During the conceptual phase, Natural Language Processing (NLP) and Machine Learning can facilitate better analysis, planning, governance and audience segmentation.
When creating and iterating content, NLP and Large Language Models (LLMs) — such as GPT-4o, Copilot, Claude, Gemini and Mistral— can be used for writing generation and text enhancement.
When it comes to content delivery, conversational AI tools — such as answer bots and Retrieval Augmented Generation (RAG) — can be applied for responding to user questions, collecting feedback and tracking engagement.
Lastly, machine learning and RAG can be leveraged as analytics tools to monitor site usage and user behaviour as well as track how users interact with content across target platforms.
GenAI in the content lifecycle
Categorising AI tools according to 3 enablers can ensure you address the end-to-end spectrum throughout the content lifecycle.
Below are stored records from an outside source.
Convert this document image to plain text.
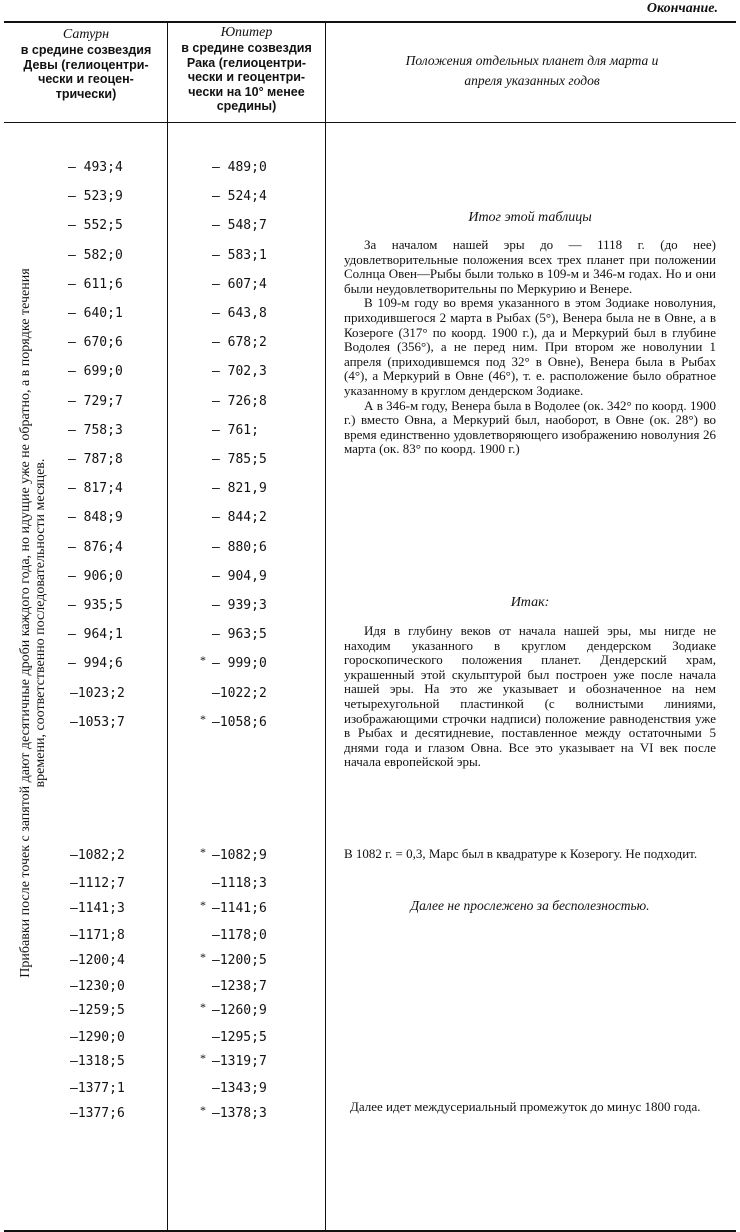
Окончание.
Сатурн
в средине созвездия
Девы (гелиоцентри-
чески и геоцен-
трически)
Юпитер
в средине созвездия
Рака (гелиоцентри-
чески и геоцентри-
чески на 10° менее
средины)
Положения отдельных планет для марта и
апреля указанных годов
Прибавки после точек с запятой дают десятичные дроби каждого года, но идущие уже не обратно, а в порядке течения времени, соответственно последовательности месяцев.
— 493;4	— 489;0
— 523;9	— 524;4
— 552;5	— 548;7
— 582;0	— 583;1
— 611;6	— 607;4
— 640;1	— 643,8
— 670;6	— 678;2
— 699;0	— 702,3
— 729;7	— 726;8
— 758;3	— 761;
— 787;8	— 785;5
— 817;4	— 821,9
— 848;9	— 844;2
— 876;4	— 880;6
— 906;0	— 904,9
— 935;5	— 939;3
— 964;1	— 963;5
— 994;6	— 999;0
*
—1023;2	—1022;2
—1053;7	—1058;6
*
—1082;2	—1082;9
*
—1112;7	—1118;3
—1141;3	—1141;6
*
—1171;8	—1178;0
—1200;4	—1200;5
*
—1230;0	—1238;7
—1259;5	—1260;9
*
—1290;0	—1295;5
—1318;5	—1319;7
*
—1377;1	—1343;9
—1377;6	—1378;3
*
Итог этой таблицы

За началом нашей эры до — 1118 г. (до нее) удовлетворительные положения всех трех планет при положении Солнца Овен—Рыбы были только в 109-м и 346-м годах. Но и они были неудовлетворительны по Меркурию и Венере.

В 109-м году во время указанного в этом Зодиаке новолуния, приходившегося 2 марта в Рыбах (5°), Венера была не в Овне, а в Козероге (317° по коорд. 1900 г.), да и Меркурий был в глубине Водолея (356°), а не перед ним. При втором же новолунии 1 апреля (приходившемся под 32° в Овне), Венера была в Рыбах (4°), а Меркурий в Овне (46°), т. е. расположение было обратное указанному в круглом дендерском Зодиаке.

А в 346-м году, Венера была в Водолее (ок. 342° по коорд. 1900 г.) вместо Овна, а Меркурий был, наоборот, в Овне (ок. 28°) во время единственно удовлетворяющего изображению новолуния 26 марта (ок. 83° по коорд. 1900 г.)

Итак:

Идя в глубину веков от начала нашей эры, мы нигде не находим указанного в круглом дендерском Зодиаке гороскопического положения планет. Дендерский храм, украшенный этой скульптурой был построен уже после начала нашей эры. На это же указывает и обозначенное на нем четырехугольной пластинкой (с волнистыми линиями, изображающими строчки надписи) положение равноденствия уже в Рыбах и десятидневие, поставленное между остаточными 5 днями года и глазом Овна. Все это указывает на VI век после начала европейской эры.

В 1082 г. = 0,3, Марс был в квадратуре к Козерогу. Не подходит.

Далее не прослежено за бесполезностью.

Далее идет междусериальный промежуток до минус 1800 года.
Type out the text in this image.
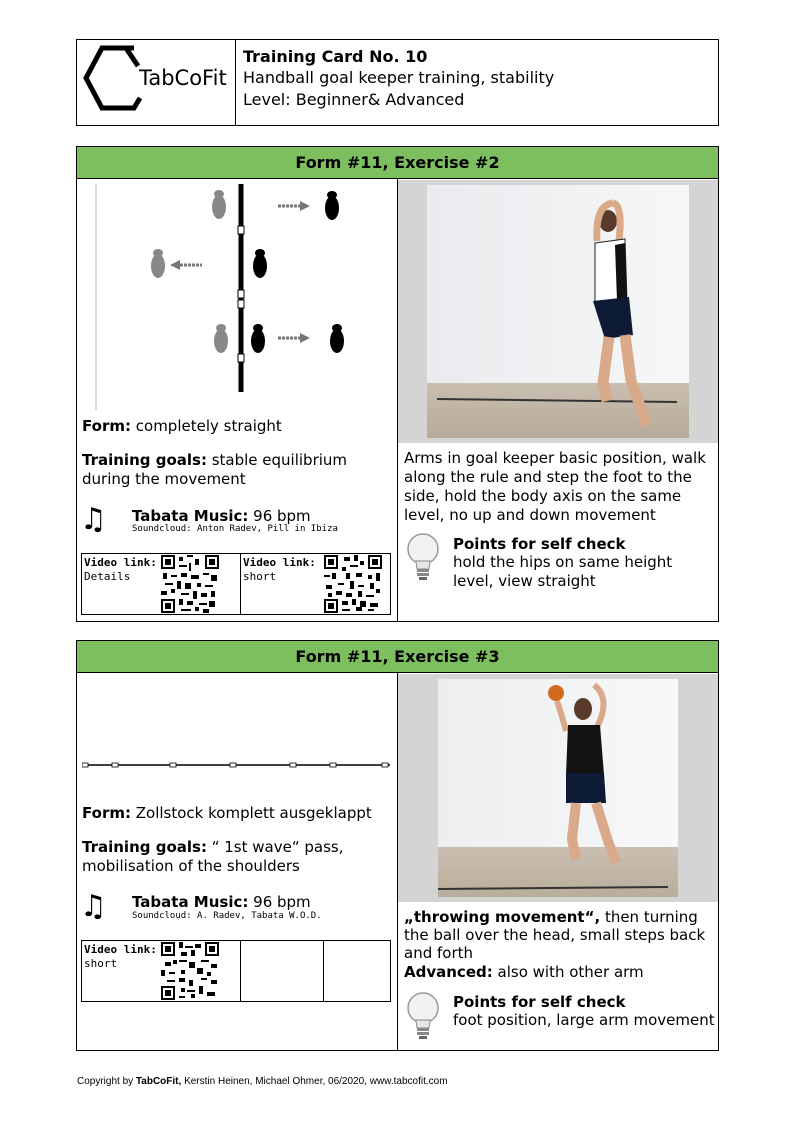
TabCoFit
Training Card No. 10
Handball goal keeper training, stability
Level: Beginner& Advanced
Form #11, Exercise #2
Form: completely straight
Training goals: stable equilibrium during the movement
♫ Tabata Music: 96 bpm
Soundcloud: Anton Radev, Pill in Ibiza
Video link:
Details
Video link:
short
Arms in goal keeper basic position, walk along the rule and step the foot to the side, hold the body axis on the same level, no up and down movement
Points for self check
hold the hips on same height level, view straight
Form #11, Exercise #3
Form: Zollstock komplett ausgeklappt
Training goals: “ 1st wave“ pass, mobilisation of the shoulders
♫ Tabata Music: 96 bpm
Soundcloud: A. Radev, Tabata W.O.D.
Video link:
short
„throwing movement“, then turning the ball over the head, small steps back and forth
Advanced: also with other arm
Points for self check
foot position, large arm movement
Copyright by TabCoFit, Kerstin Heinen, Michael Ohmer, 06/2020, www.tabcofit.com
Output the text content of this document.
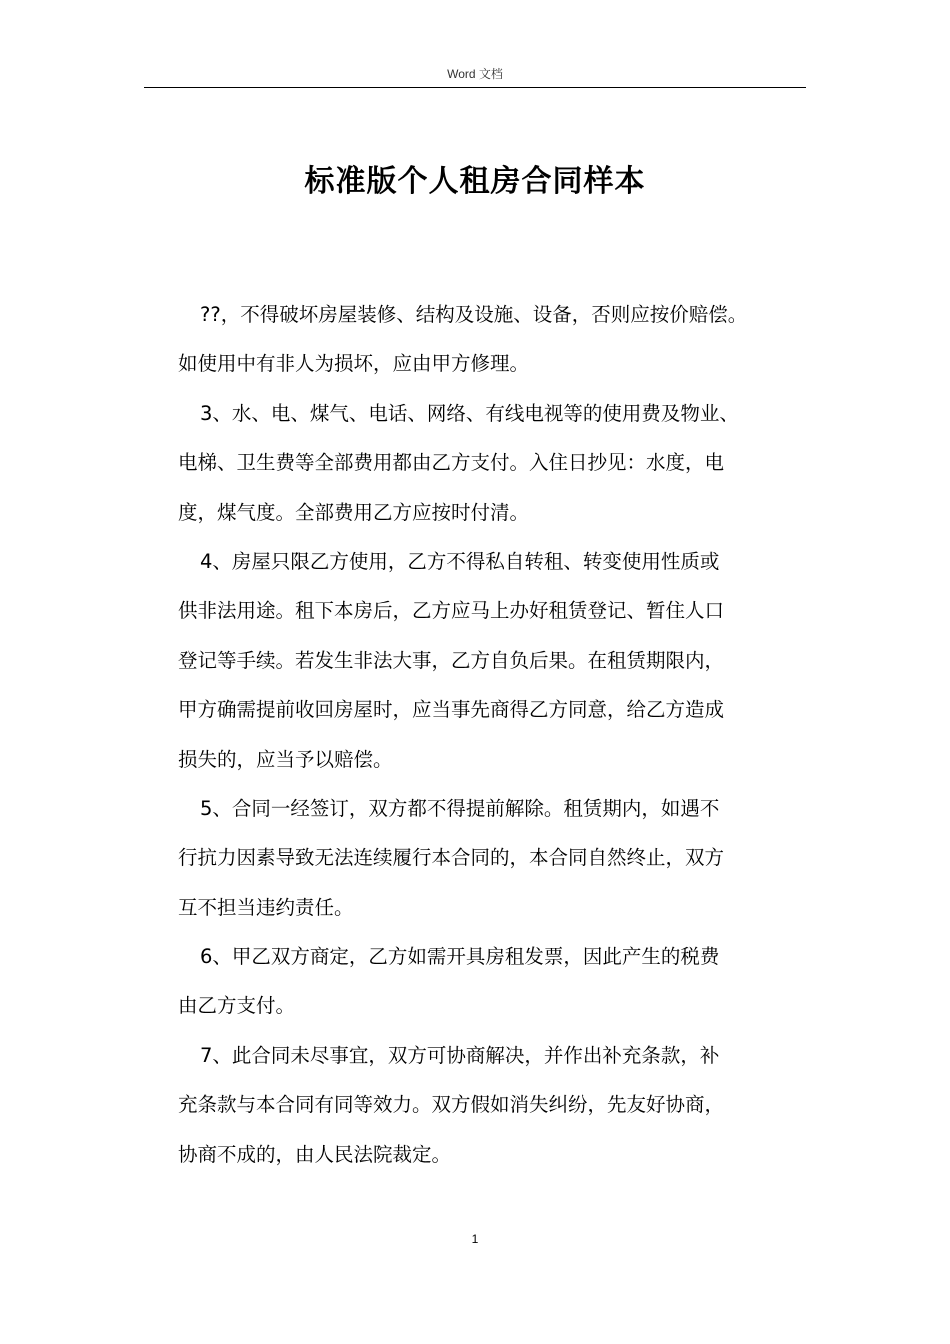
Word 文档
标准版个人租房合同样本
??，不得破坏房屋装修、结构及设施、设备，否则应按价赔偿。
如使用中有非人为损坏，应由甲方修理。
3、水、电、煤气、电话、网络、有线电视等的使用费及物业、
电梯、卫生费等全部费用都由乙方支付。入住日抄见：水度，电
度，煤气度。全部费用乙方应按时付清。
4、房屋只限乙方使用，乙方不得私自转租、转变使用性质或
供非法用途。租下本房后，乙方应马上办好租赁登记、暂住人口
登记等手续。若发生非法大事，乙方自负后果。在租赁期限内，
甲方确需提前收回房屋时，应当事先商得乙方同意，给乙方造成
损失的，应当予以赔偿。
5、合同一经签订，双方都不得提前解除。租赁期内，如遇不
行抗力因素导致无法连续履行本合同的，本合同自然终止，双方
互不担当违约责任。
6、甲乙双方商定，乙方如需开具房租发票，因此产生的税费
由乙方支付。
7、此合同未尽事宜，双方可协商解决，并作出补充条款，补
充条款与本合同有同等效力。双方假如消失纠纷，先友好协商，
协商不成的，由人民法院裁定。
1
Advisory involves conceptual planning and analytics; creation includes the iterative journey for editorial and design projects; and curation covers how content is delivered to the audience (i.e. activation and user experience).

With further disruption gearing up for the year ahead, taking a step back to contextualise your problem space in relation to the above mentioned modalities and enablers can work wonders in steering your content automation vision.
As Wallace might say:
“Get me up, Gromit. Another great year of inventing beckons.”